Note about the home page:
This page is a bit incomplete right now; just a brief
description and
links to the files.
FreeNote is a distributed latency and availability monitoring system. It is comprised of three parts: the Dispatch Server (which manages jobs), the Probe (the distributed component which performs the jobs and is licensed under the GPL), and the Collection Server (to which the Probe reports its results). In gathering and reporting this data, our goal is nothing less than to make the Internet better.
A user submits a request to the Dispatch server with a URL to monitor. When a probe checks in, the Dispatch server selects a few URLs for the probe to hit. The probe simulates a user viewing the page by getting the page and any components (like images, flash animations, etc.) on it. The probe then connects to the Collection server and reports how long it took to view the page, including, for example, how long it took to connect, how long it took to resolve the domain name, and other useful information.

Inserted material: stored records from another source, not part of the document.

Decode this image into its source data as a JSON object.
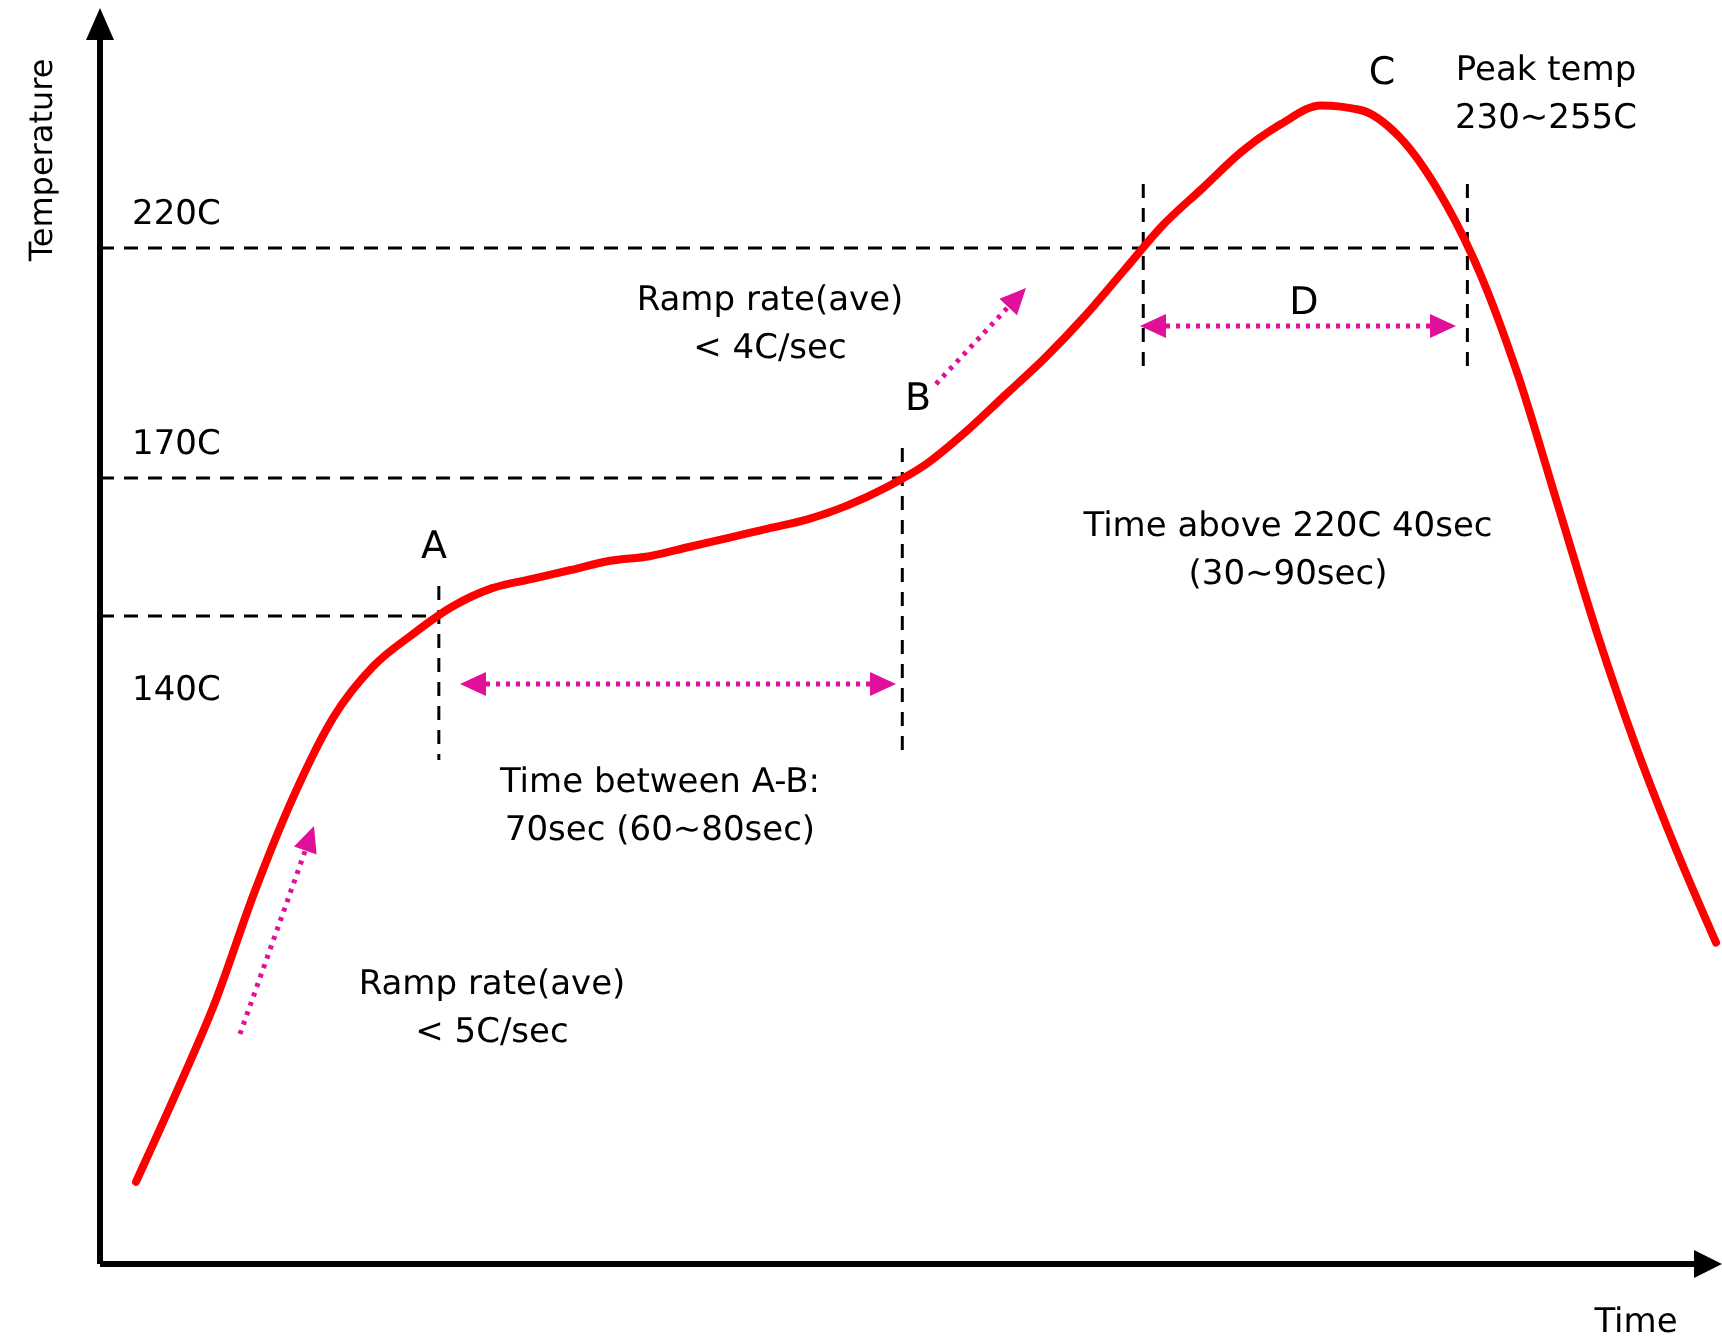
{
  "chart_data": {
    "type": "line",
    "xlabel": "Time",
    "ylabel": "Temperature",
    "categories": [
      null,
      null,
      null,
      null,
      null,
      null,
      null,
      null,
      null,
      null,
      null,
      null,
      null,
      null,
      null,
      null,
      null,
      null,
      null,
      null,
      null,
      null,
      null,
      null,
      null,
      null,
      null,
      null,
      null,
      null,
      null,
      null,
      null,
      null,
      null,
      null,
      null,
      null,
      null,
      null,
      null
    ],
    "series": [
      {
        "color": "#ff0000",
        "values": [
          17,
          36,
          56,
          80,
          101,
          118,
          129,
          136,
          142,
          146,
          148,
          150,
          152,
          153,
          155,
          157,
          159,
          161,
          164,
          168,
          173,
          180,
          188,
          196,
          205,
          215,
          225,
          233,
          241,
          247,
          251,
          250,
          244,
          232,
          215,
          192,
          164,
          136,
          111,
          89,
          69
        ]
      }
    ],
    "ylim": [
      0,
      270
    ],
    "marker": "none",
    "line_style": "solid",
    "ref_lines": [
      {
        "axis": "y",
        "value": 140,
        "label": "140C",
        "line_style": "dashed",
        "color": "#000000"
      },
      {
        "axis": "y",
        "value": 170,
        "label": "170C",
        "line_style": "dashed",
        "color": "#000000"
      },
      {
        "axis": "y",
        "value": 220,
        "label": "220C",
        "line_style": "dashed",
        "color": "#000000"
      }
    ],
    "annotations": [
      "A",
      "B",
      "C",
      "D",
      "Ramp rate(ave)\n< 5C/sec",
      "Time between A-B:\n70sec (60~80sec)",
      "Ramp rate(ave)\n< 4C/sec",
      "Time above 220C 40sec\n(30~90sec)",
      "Peak temp\n230~255C"
    ]
  }
}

Later, after a few probes have checked the page, the user can use tokens to start running reports. The reports contain data reported by the probes and processed by the Collection Server. Is my site slow from Europe? How fast is it from AT&T's backbone? Is the bottleneck in the DNS or the routing? Is my ISP not delivering?

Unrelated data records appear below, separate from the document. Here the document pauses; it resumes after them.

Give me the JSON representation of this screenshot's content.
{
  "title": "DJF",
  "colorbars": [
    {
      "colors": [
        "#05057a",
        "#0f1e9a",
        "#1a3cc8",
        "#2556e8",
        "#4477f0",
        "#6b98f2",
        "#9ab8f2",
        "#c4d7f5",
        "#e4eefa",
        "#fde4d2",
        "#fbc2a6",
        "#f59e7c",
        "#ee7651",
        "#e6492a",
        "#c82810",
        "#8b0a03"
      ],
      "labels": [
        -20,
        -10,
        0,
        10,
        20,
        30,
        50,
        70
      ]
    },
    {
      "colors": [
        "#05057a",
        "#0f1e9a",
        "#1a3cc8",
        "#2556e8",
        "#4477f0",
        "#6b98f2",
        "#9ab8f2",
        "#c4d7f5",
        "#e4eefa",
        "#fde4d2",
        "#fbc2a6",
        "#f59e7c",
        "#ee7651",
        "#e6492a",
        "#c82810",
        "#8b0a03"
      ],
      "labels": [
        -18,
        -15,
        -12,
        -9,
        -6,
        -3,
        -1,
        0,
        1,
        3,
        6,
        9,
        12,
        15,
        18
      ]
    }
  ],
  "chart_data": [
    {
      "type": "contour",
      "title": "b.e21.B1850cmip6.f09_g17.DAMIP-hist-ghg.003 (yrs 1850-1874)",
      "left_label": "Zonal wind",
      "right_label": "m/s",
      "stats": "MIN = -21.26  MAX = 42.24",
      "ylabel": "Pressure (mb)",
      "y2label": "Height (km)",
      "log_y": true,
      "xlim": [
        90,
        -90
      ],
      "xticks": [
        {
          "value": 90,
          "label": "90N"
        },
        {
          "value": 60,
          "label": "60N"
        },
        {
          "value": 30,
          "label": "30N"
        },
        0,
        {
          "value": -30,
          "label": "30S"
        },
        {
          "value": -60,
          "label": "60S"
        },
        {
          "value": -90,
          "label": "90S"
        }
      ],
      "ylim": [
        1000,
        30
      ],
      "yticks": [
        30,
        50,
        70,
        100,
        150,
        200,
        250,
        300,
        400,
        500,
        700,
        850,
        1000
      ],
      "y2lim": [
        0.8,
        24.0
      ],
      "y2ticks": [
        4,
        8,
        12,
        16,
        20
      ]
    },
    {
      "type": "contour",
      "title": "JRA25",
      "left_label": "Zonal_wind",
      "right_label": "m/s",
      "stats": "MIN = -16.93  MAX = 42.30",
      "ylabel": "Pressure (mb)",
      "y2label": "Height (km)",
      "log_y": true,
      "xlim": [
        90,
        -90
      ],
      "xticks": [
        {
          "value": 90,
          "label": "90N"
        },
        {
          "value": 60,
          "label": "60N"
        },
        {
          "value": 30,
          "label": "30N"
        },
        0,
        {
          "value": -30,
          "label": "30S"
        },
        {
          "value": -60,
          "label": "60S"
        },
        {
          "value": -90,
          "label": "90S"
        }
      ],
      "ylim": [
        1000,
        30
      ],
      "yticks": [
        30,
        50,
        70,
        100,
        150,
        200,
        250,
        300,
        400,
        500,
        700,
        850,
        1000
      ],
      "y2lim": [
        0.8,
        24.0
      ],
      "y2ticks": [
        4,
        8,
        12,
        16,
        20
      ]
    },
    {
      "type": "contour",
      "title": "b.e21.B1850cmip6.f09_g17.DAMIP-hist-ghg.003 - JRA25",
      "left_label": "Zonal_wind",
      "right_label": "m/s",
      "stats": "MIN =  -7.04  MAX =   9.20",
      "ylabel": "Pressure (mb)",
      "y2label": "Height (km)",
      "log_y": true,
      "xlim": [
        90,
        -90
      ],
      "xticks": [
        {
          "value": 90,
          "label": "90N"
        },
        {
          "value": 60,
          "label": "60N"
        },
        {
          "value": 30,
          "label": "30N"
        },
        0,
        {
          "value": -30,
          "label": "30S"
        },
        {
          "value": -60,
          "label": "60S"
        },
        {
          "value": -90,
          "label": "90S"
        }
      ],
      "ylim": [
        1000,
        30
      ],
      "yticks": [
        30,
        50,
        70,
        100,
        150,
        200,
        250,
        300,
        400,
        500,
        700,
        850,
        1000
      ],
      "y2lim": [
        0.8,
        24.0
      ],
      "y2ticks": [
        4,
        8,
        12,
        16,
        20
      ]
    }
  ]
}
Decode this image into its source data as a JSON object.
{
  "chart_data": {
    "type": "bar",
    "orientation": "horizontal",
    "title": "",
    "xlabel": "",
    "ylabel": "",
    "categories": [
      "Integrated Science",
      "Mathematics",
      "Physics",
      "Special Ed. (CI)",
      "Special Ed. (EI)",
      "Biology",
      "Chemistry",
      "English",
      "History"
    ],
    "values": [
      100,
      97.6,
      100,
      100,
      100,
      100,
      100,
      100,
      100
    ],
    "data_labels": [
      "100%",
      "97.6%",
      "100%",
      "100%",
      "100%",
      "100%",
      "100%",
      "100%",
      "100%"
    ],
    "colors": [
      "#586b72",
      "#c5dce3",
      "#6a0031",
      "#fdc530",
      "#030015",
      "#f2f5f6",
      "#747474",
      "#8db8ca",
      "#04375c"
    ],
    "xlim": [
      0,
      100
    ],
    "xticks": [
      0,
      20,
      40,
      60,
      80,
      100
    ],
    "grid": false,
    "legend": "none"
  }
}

Tokens are the 'currency' users need to run reports. A user gets tokens by running a probe. Each probe is associated with a team. When a probe performs a job, the team gets tokens. Tokens can be exchanged for reports. You can start a team by visiting the main page.
There are four main reasons:
The Probe Monitor (my personal favorite part) is pre-alpha (read: I haven't had time to implement it fully) right now. In the source tree, in doc/examples, you can find three small examples of how it would work. The probe spews to UDP/14597 with information about its current status and the results from the jobs it runs. (Note that these are jobs assigned by the Dispatch Server, which sends out jobs based on your probe's geographic location, backbone, etc. There won't necessarily be a correlation between the jobs your probe runs and what URLs you are monitoring.)
A probe monitor can listen on that port and watch the data that comes through, do a little analysis, and draw something either pretty or interesting on the screen. doc/examples/ncpm.rb (a sloppy 60-minute proof-of-concept), for example, does a whois, and keeps track of download speeds from that CIDR. We plan at some point to have an Xscreensaver that does a cool graphical representation of the data, but for now we're all busy with 'real' work. :)
If you'd like to code your own probe monitor, we'd love to include it in the source tarball. But you should be warned that the format of the messages the probe sends will likely change, as this part is still under development and the current format of the data is a little ad-hoc.